As if business hasn’t got enough on its plate right now what with Brexit and related challenges the Government is intent from April 2020 on reintroducing the Crown Preference for some of the taxes owed to it.
17 years ago, as a result of the Enterprise Act 2003 the Government of the day removed the Crown Preference. This meant that where a company was in a formal insolvency process the Crown via its agent HMRC lost its right to be paid before unsecured creditors. As a result, it is estimated that HMRC has lost in recent years around £180m per year.
The Finance Bill 2019-2020 published in July 2019 the consultation over which was completed at the end of October 2019 suggests that Crown Preference would be returned at least for those taxes that are collected on behalf of other parties. These will include taxes such as PAYE/NIC and VAT.
The regime for repayment of creditors follows a process like the one below: –
- ‘Fixed charge’ creditors– creditors who’s lending to a company is secured against a definable object (e.g. a mortgage on a building/warehouse)
- Costs of the insolvency process– this could include staff wages or rent due during the process, or the fees of the office holder
- Preferential creditors– this currently covers some payments due to employees, and money owed as part of the Financial Services Compensation Scheme. Until 2003, HMRC was classed as a preferential creditor (this was changed by the 2002 Enterprise Act)
- ‘Floating charge’ creditors– creditors whose lending is secured against a class of asset (e.g. ‘stock’ in a warehouse, but not specific items of stock). Asset-based lending is a common type of floating charge lending
- Unsecured creditors– almost all other creditors, including pension schemes, customers and trade creditors. HMRC is currently an unsecured creditor
Most lending by Banks and other lending institutions is made up from a mix of Fixed and Floating charges. When making a credit decision to lend the institution will assess its risk of recovery and lend a reduced amount if this risk is deemed to be enhanced.

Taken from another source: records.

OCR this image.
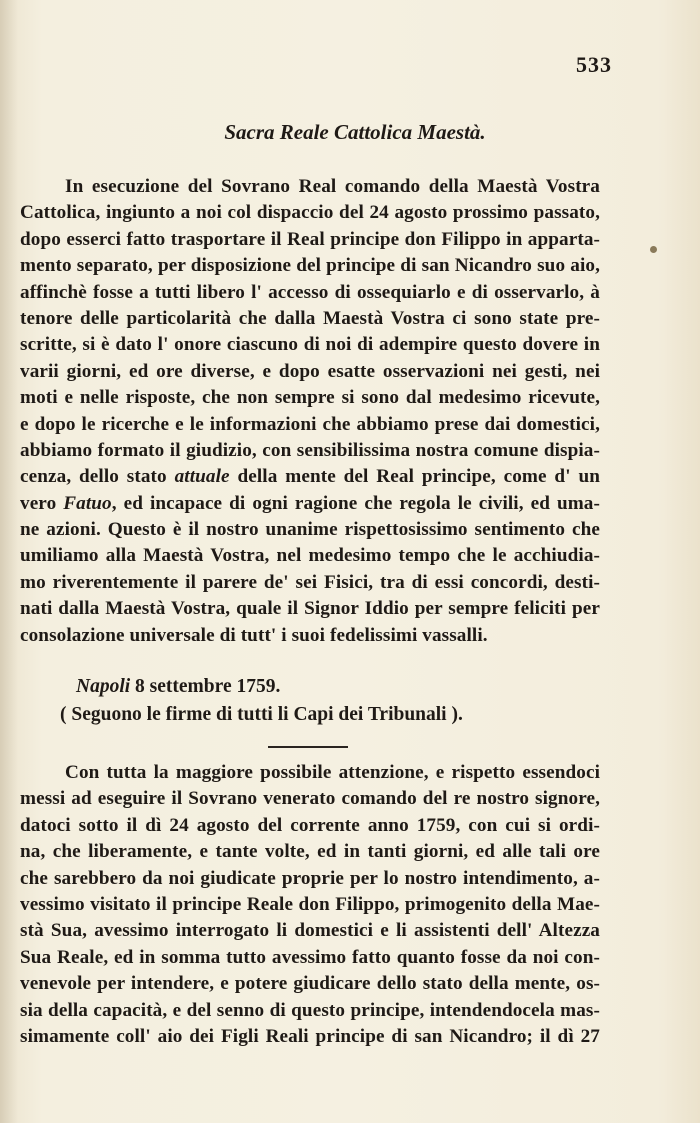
533
Sacra Reale Cattolica Maestà.
In esecuzione del Sovrano Real comando della Maestà Vostra
Cattolica, ingiunto a noi col dispaccio del 24 agosto prossimo passato,
dopo esserci fatto trasportare il Real principe don Filippo in apparta-
mento separato, per disposizione del principe di san Nicandro suo aio,
affinchè fosse a tutti libero l' accesso di ossequiarlo e di osservarlo, à
tenore delle particolarità che dalla Maestà Vostra ci sono state pre-
scritte, si è dato l' onore ciascuno di noi di adempire questo dovere in
varii giorni, ed ore diverse, e dopo esatte osservazioni nei gesti, nei
moti e nelle risposte, che non sempre si sono dal medesimo ricevute,
e dopo le ricerche e le informazioni che abbiamo prese dai domestici,
abbiamo formato il giudizio, con sensibilissima nostra comune dispia-
cenza, dello stato attuale della mente del Real principe, come d' un
vero Fatuo, ed incapace di ogni ragione che regola le civili, ed uma-
ne azioni. Questo è il nostro unanime rispettosissimo sentimento che
umiliamo alla Maestà Vostra, nel medesimo tempo che le acchiudia-
mo riverentemente il parere de' sei Fisici, tra di essi concordi, desti-
nati dalla Maestà Vostra, quale il Signor Iddio per sempre feliciti per
consolazione universale di tutt' i suoi fedelissimi vassalli.
Napoli 8 settembre 1759.
( Seguono le firme di tutti li Capi dei Tribunali ).
Con tutta la maggiore possibile attenzione, e rispetto essendoci
messi ad eseguire il Sovrano venerato comando del re nostro signore,
datoci sotto il dì 24 agosto del corrente anno 1759, con cui si ordi-
na, che liberamente, e tante volte, ed in tanti giorni, ed alle tali ore
che sarebbero da noi giudicate proprie per lo nostro intendimento, a-
vessimo visitato il principe Reale don Filippo, primogenito della Mae-
stà Sua, avessimo interrogato li domestici e li assistenti dell' Altezza
Sua Reale, ed in somma tutto avessimo fatto quanto fosse da noi con-
venevole per intendere, e potere giudicare dello stato della mente, os-
sia della capacità, e del senno di questo principe, intendendocela mas-
simamente coll' aio dei Figli Reali principe di san Nicandro; il dì 27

The current proposals suggest that the intentions are
- The recoveries will be retrospective meaning that lending made prior to the date of the legislation will be caught.

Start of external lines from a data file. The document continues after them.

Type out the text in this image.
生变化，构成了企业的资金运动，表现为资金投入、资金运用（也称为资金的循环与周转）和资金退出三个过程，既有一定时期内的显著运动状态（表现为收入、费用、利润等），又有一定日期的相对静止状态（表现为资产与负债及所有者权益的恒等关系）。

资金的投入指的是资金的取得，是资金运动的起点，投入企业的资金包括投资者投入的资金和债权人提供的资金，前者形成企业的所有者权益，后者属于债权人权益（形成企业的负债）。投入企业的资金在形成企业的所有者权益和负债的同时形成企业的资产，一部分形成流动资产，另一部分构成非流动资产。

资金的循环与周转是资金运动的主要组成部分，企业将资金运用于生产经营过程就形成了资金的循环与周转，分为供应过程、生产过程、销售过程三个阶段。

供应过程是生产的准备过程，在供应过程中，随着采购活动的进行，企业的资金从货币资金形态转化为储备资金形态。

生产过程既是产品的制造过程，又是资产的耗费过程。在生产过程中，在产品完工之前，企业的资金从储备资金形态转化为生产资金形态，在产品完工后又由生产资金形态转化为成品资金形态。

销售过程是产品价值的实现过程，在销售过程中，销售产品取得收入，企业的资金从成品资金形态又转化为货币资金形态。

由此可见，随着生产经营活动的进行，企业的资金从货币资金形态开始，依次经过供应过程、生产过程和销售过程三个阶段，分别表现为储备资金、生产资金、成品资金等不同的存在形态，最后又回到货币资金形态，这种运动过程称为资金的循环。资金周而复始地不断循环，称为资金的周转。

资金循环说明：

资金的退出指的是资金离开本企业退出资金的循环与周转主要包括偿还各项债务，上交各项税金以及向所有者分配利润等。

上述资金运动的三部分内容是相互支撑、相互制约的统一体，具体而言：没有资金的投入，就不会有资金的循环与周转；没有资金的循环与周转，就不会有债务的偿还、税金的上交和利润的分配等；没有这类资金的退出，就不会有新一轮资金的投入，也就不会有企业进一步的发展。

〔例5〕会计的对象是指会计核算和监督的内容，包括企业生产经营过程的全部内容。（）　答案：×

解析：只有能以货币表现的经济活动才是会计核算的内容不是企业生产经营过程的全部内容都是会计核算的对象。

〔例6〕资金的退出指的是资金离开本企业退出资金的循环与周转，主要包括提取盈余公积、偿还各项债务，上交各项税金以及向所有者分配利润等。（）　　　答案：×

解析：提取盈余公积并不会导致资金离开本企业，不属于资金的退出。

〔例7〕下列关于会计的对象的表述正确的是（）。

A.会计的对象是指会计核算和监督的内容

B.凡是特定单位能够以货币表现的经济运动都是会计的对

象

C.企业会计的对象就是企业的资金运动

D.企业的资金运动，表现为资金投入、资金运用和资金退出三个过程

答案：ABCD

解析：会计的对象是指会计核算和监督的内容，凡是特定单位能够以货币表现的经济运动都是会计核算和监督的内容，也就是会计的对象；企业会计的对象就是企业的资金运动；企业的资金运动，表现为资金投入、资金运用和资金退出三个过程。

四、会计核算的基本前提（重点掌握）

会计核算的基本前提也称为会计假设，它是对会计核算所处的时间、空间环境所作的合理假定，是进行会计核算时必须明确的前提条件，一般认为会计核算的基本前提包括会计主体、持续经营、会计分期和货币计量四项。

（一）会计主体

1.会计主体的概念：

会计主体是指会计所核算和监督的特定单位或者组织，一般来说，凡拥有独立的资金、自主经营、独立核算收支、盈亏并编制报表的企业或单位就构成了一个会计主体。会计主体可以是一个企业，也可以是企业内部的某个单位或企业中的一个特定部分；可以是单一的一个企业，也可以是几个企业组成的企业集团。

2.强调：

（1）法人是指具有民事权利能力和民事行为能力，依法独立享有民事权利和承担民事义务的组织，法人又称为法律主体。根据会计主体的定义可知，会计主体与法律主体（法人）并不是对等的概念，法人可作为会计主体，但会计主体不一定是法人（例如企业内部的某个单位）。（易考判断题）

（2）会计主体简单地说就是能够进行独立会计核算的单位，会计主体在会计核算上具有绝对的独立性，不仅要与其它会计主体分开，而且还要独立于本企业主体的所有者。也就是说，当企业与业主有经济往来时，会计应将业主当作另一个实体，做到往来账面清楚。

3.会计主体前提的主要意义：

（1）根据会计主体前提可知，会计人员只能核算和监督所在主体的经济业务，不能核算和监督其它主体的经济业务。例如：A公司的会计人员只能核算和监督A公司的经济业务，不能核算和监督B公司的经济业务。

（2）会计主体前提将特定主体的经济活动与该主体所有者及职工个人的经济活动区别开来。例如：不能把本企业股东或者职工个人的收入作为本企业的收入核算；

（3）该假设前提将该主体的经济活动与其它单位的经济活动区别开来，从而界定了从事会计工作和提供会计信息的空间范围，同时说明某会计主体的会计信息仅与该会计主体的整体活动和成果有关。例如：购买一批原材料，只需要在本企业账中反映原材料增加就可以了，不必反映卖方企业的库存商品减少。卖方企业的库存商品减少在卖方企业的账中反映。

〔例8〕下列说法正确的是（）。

- There will be no transitional period so that current lending can be readdressed under the new criteria and borrowers ask to reduce their exposure to the banks etc.
- The look back period will have no limit. Prior to 2003 this was limited to 12 months but now looks like it could be as long as 6 years.

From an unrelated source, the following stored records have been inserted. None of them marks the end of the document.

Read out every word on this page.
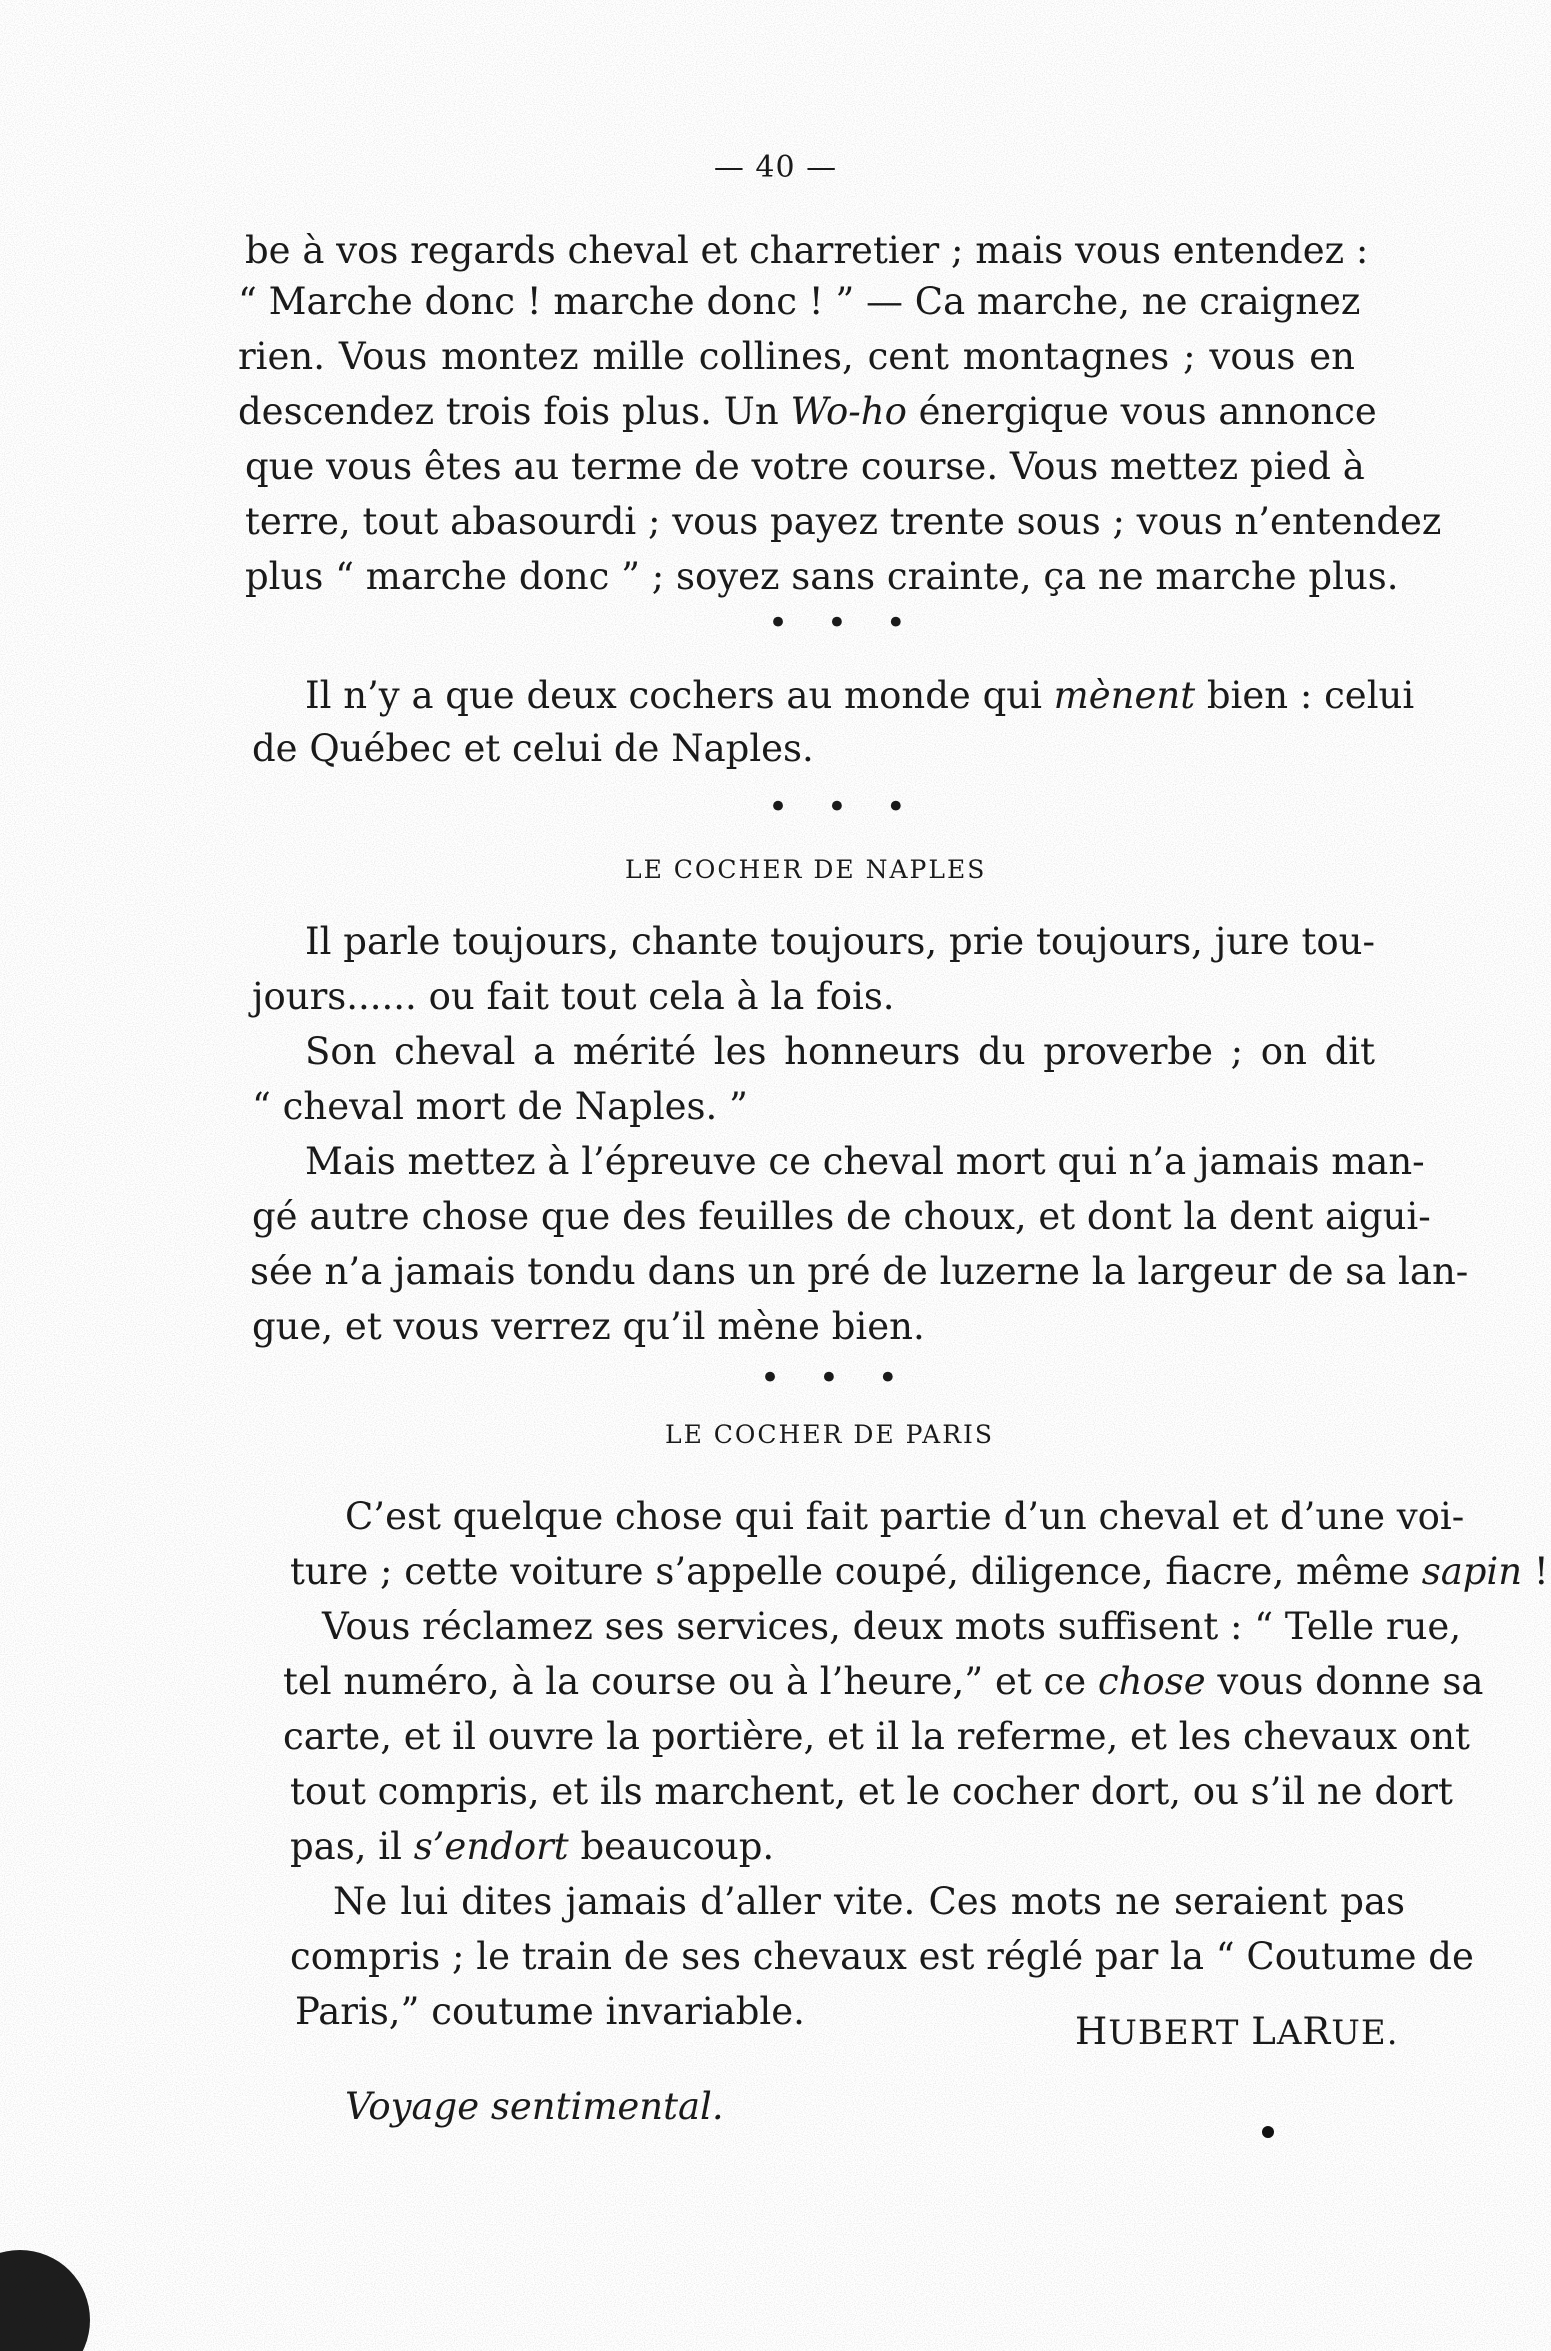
— 40 —
be à vos regards cheval et charretier ; mais vous entendez :
“ Marche donc ! marche donc ! ” — Ca marche, ne craignez
rien. Vous montez mille collines, cent montagnes ; vous en
descendez trois fois plus. Un Wo-ho énergique vous annonce
que vous êtes au terme de votre course. Vous mettez pied à
terre, tout abasourdi ; vous payez trente sous ; vous n’entendez
plus “ marche donc ” ; soyez sans crainte, ça ne marche plus.
• • •
Il n’y a que deux cochers au monde qui mènent bien : celui
de Québec et celui de Naples.
• • •
LE COCHER DE NAPLES
Il parle toujours, chante toujours, prie toujours, jure tou-
jours...... ou fait tout cela à la fois.
Son cheval a mérité les honneurs du proverbe ; on dit
“ cheval mort de Naples. ”
Mais mettez à l’épreuve ce cheval mort qui n’a jamais man-
gé autre chose que des feuilles de choux, et dont la dent aigui-
sée n’a jamais tondu dans un pré de luzerne la largeur de sa lan-
gue, et vous verrez qu’il mène bien.
• • •
LE COCHER DE PARIS
C’est quelque chose qui fait partie d’un cheval et d’une voi-
ture ; cette voiture s’appelle coupé, diligence, fiacre, même sapin !
Vous réclamez ses services, deux mots suffisent : “ Telle rue,
tel numéro, à la course ou à l’heure,” et ce chose vous donne sa
carte, et il ouvre la portière, et il la referme, et les chevaux ont
tout compris, et ils marchent, et le cocher dort, ou s’il ne dort
pas, il s’endort beaucoup.
Ne lui dites jamais d’aller vite. Ces mots ne seraient pas
compris ; le train de ses chevaux est réglé par la “ Coutume de
Paris,” coutume invariable.	HUBERT LARUE.
Voyage sentimental.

- The amount recoverable will have no limit either.
So how will this change the lending landscape. The markets are undeniably jittery given the uncertainty of Brexit and the lack of a meaningful trade deal with the European Union. HMRC is better able to withstand losing £180m per year than other creditors particularly at a time when much of the lending in the market is obtained to support cashflow and working capital as the time take for invoices to be paid is so high and successive government are unwilling or unable to address this. As a result, Lenders are likely to lend less in future against the same risks on the basis that some of what they would previously have recovered will now not be recoverable but instead would be paid to the HMRC, thereby increasing the losses of a lending institution without an inherent increase in the risk of the businesses to which it or they lend. So, with business funded by lenders providing much of the employment in the UK to make such a change at this time would be catastrophic at a time when there is some much uncertainty and lack of confidence.
Many organisations including R3 who represent a significant proportion of the Corporate Recovery profession are demanding that the Government seriously rethink its policy in this area.